Perhaps they key reason for that is that Labour voters are still prepared to vote tactically in significant numbers in constituencies like this. I was far from convinced that they would be given the Coalition. Labour’s share of the vote, while very marginally up on 2010, was still less than half it was in 2005, when Huhne scraped home.

The Tories

Eastleigh by-electionThe Tories are now caught in a double bind. They are haemorrhaging votes to UKIP on one side, while the LibDems clearly remain a threat on their opposite side, and Labour is (according to today’s YouGov poll) 13 points ahead across GB.

The current Tory parliamentary party, especially the 2010 intake, is probably the most right-wing on record. Cameron has already been under intense pressure to shift the party to the right. As anyone who followed the internal Tory debate on gay marriage will know, however, Lord Ashcroft’s intense opinion research is telling the leadership that is exactly the wrong direction to move.

One particular trap the Tories must avoid is making Europe the party’s central policy theme. Cameron has already promised an in-out referendum if he wins an overall majority in 2015. That did not sap UKIP’s potential, which derives from a sense of cultural alienation on issues well beyond the EU, but instead moved the political debate onto UKIP’s strongest terrain. If the EU is the primary political issue of the day, why should a Eurosceptic vote for a partially sceptical party like the Tories when the full-flavour brand is available with UKIP?

If I were a Tory I would be ruthlessly attacking the Kippers for their lack of an economic policy, lack of policies on public services, and general tendency to, shall we say, deep political eccentricity.

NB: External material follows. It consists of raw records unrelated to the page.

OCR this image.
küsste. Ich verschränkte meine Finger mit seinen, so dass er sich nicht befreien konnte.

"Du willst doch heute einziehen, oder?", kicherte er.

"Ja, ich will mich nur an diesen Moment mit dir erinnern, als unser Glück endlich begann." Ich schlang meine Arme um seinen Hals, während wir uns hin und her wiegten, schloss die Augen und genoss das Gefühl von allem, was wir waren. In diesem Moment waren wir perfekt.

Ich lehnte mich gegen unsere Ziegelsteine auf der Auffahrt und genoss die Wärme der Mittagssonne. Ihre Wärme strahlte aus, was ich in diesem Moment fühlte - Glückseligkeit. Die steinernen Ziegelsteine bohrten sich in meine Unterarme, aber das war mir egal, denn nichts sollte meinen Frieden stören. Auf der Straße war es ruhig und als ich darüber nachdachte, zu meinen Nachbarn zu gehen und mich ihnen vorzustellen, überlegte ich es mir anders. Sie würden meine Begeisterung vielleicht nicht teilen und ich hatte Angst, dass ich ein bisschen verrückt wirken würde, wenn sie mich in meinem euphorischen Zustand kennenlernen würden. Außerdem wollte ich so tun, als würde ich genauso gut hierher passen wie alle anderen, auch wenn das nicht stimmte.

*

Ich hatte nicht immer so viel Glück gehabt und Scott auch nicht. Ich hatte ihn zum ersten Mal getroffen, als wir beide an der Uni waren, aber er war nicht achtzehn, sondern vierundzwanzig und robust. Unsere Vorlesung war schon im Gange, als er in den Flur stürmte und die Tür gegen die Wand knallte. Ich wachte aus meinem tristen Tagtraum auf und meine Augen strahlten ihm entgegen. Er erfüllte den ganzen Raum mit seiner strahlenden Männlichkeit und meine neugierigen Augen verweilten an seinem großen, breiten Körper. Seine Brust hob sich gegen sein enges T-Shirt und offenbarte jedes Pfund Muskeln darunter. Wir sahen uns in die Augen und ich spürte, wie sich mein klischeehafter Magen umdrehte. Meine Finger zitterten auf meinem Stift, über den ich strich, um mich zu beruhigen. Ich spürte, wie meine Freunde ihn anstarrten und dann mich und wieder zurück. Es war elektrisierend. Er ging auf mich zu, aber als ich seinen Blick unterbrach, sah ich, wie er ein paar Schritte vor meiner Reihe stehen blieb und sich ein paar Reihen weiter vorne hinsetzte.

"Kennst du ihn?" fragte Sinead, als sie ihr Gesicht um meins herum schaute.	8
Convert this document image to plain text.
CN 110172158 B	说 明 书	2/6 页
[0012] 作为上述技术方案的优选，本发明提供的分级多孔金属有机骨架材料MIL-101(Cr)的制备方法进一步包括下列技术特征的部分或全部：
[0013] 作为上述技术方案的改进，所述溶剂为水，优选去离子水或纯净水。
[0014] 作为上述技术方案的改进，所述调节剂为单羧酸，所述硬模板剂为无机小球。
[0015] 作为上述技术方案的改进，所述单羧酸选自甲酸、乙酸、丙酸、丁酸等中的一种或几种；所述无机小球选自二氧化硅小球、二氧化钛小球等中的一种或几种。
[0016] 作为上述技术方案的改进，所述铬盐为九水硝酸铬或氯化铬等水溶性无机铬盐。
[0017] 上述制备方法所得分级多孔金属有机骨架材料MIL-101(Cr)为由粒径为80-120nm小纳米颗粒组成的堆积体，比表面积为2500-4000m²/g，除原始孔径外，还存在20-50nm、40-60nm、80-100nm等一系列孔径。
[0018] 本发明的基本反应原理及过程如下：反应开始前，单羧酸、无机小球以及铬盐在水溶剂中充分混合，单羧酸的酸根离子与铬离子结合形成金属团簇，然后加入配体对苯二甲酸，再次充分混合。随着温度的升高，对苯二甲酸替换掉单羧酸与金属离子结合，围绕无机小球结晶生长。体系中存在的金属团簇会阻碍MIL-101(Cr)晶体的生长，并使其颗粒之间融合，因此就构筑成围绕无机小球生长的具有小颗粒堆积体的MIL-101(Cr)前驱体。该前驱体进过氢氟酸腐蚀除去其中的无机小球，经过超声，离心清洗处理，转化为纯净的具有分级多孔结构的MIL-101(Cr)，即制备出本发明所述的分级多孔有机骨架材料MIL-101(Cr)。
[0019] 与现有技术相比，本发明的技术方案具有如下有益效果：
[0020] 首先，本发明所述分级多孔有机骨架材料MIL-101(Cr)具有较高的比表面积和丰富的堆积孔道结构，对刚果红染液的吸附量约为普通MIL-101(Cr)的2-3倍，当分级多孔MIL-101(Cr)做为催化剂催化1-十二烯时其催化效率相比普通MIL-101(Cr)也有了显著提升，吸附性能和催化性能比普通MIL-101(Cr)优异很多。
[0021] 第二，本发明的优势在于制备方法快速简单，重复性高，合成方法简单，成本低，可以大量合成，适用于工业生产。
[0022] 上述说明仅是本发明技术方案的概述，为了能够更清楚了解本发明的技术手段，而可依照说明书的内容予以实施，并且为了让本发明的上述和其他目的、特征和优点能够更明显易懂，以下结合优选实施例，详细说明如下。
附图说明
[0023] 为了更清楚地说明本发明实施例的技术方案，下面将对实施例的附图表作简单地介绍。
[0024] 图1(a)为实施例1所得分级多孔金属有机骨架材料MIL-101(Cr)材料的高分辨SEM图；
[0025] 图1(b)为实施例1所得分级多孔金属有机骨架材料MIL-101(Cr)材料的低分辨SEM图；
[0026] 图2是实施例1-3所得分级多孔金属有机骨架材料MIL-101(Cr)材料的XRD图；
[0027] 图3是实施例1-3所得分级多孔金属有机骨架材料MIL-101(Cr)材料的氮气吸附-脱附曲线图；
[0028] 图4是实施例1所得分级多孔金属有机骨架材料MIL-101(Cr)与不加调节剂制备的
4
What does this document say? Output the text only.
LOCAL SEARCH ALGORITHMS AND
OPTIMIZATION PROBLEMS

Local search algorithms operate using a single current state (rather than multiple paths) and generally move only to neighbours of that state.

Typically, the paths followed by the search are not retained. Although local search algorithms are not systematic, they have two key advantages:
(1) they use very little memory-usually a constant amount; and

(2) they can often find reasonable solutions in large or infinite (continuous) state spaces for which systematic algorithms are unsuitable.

On Europe, what can Cameron offer beyond what he already has?

On Cameron’s other flank, but the LibDem leadership is likely to be emboldened by holding Eastleigh; Clegg has been remarkably unassertive for a junior coalition leader who did, after all, poll almost a quarter of the vote at the last election. The LibDems have quietly acquiesced as George Osborne has pursued an economic strategy that is not delivering the goods, and while the Tories have pushed well beyond the coalition agreement on health, education and welfare.

There is simply no reason for the LibDems to make concessions to satisfy the Tory parliamentary party. The Tories did not win the last general election. Vince Cable, in particular, should feel empowered by a combination of his party’s defence of Eastleigh and the UK’s loss of its Triple A bond rating.

All of a sudden, Cameron’s party management problems have become a lot worse – Tory MPs fear UKIP siphoning off votes and letting Labour and Liberals take their seats by the back door – just as his coalition management problems are set to become equally problematic.

Cameron could be in deep trouble politically, but who could the Tories replace him with? And how does the Tory parliamentary party push any leader towards a more rightwing agenda when they simply don’t have a parliamentary majority. Interesting times ahead. There must be at least a prospect of George Osborne being made a sacrificial offering.

Labour

Labour once had real strength in Eastleigh, an old railway town, with the council estate dominated south end of the town in particular having a high concentration of loyal Labour voters unsqueezable by the LibDems. I am firmly of the view that Labour would have won the seat from third place in 1997 had then Tory MP Stephen Milligan not had his unfortunate encounter with a plastic bag and a satsuma a few years before, giving the LibDems a by-election win. Doubters note: Labour won Hastings from an even less propitious base and 16% swings to Labour were not unusual in the urban South East in 1997.

I did wonder early in the campaign if Labour might have a chance of breaking through in a four-way fight, as I assumed – wrongly as it turns out – that Labour voters would be less likely to vote tactically for the LibDems than in the past. As a result it’s hard to read too much significance into this result for Labour either way; voting patterns will be very different in crucial South Eastern Labour-Tory marginals like Crawley or the Brighton seats, let alone Lib-Lab marginals in the North and Midlands.